The Greek government allocated €6.8 billion, or 3.7% of GDP, from September 2021 to July 2022, to keep energy prices low for households and businesses, ahead of Lithuania (3.6% of GDP) and Italy (2.8%).
The four countries that spent the least in terms of GDP were Finland (0.5%), Sweden (0.4%), Ireland (0.2%) and Denmark (0.1%)
The funding, as calculated by Bruegel, covers everything from subsidizing tariffs for small businesses in Greece to direct payouts to consumers in Belgium. Some of the money hasn’t yet been spent.
In total, EU governments have spent over €278 billion since last September, with Germany (€60.2 billion) and Italy (€49.5 billion) spending the most in absolute terms. But spending plans have been revised upward since July due to the explosive growth in natural gas prices.
The €6.8 billion figure is close to what Finance Minister Christos Staikouras said in interviews last week.
Even though Greece got out of an unprecedented debt crisis in 2018, with the end of the third austerity program agreed with its creditors, and still is the EU’s most heavily indebted country by far, it was also one of the biggest spenders on supporting professionals affected by the coronavirus pandemic and the resulting lockdowns. Staikouras mentioned the state has spent a combined €50 billion on the two crises.

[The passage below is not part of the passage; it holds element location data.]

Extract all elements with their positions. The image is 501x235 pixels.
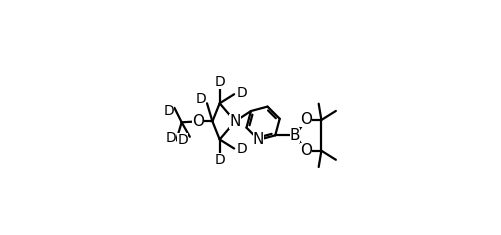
Text: D: D [165,131,176,145]
Text: N: N [253,132,265,147]
Text: B: B [290,128,301,143]
Text: D: D [214,153,225,167]
Text: D: D [177,133,188,147]
Text: D: D [236,86,247,100]
Text: O: O [300,143,312,158]
Text: O: O [192,114,204,129]
Text: D: D [214,75,225,90]
Text: N: N [229,114,241,129]
Text: O: O [300,113,312,127]
Text: D: D [164,104,174,118]
Text: D: D [236,142,247,157]
Text: D: D [195,92,206,106]
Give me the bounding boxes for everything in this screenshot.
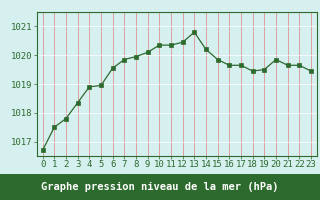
Text: Graphe pression niveau de la mer (hPa): Graphe pression niveau de la mer (hPa)	[41, 182, 279, 192]
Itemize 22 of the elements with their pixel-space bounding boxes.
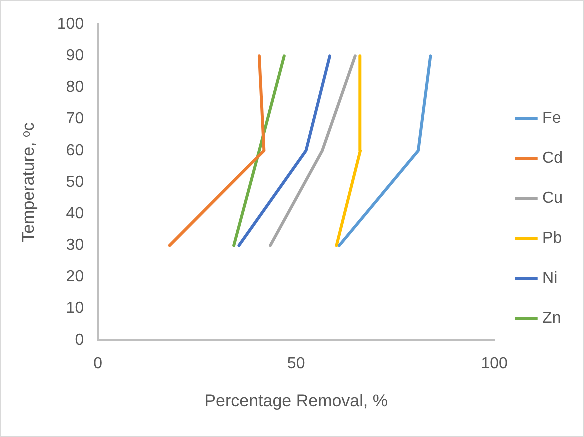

It appears the crisis is far from over: “Prices will stay high throughout the winter and governments should work with the worst-case scenario assumption that they will not go away even after that,” Bruegel analyst Giovanni Sgaravatti said. “Governments should focus on reducing energy demand wherever possible.”
A similar approach was voiced earlier in August by the International Monetary Fund, which argued that governments must use the higher prices to pressure households and businesses to reduce consumption.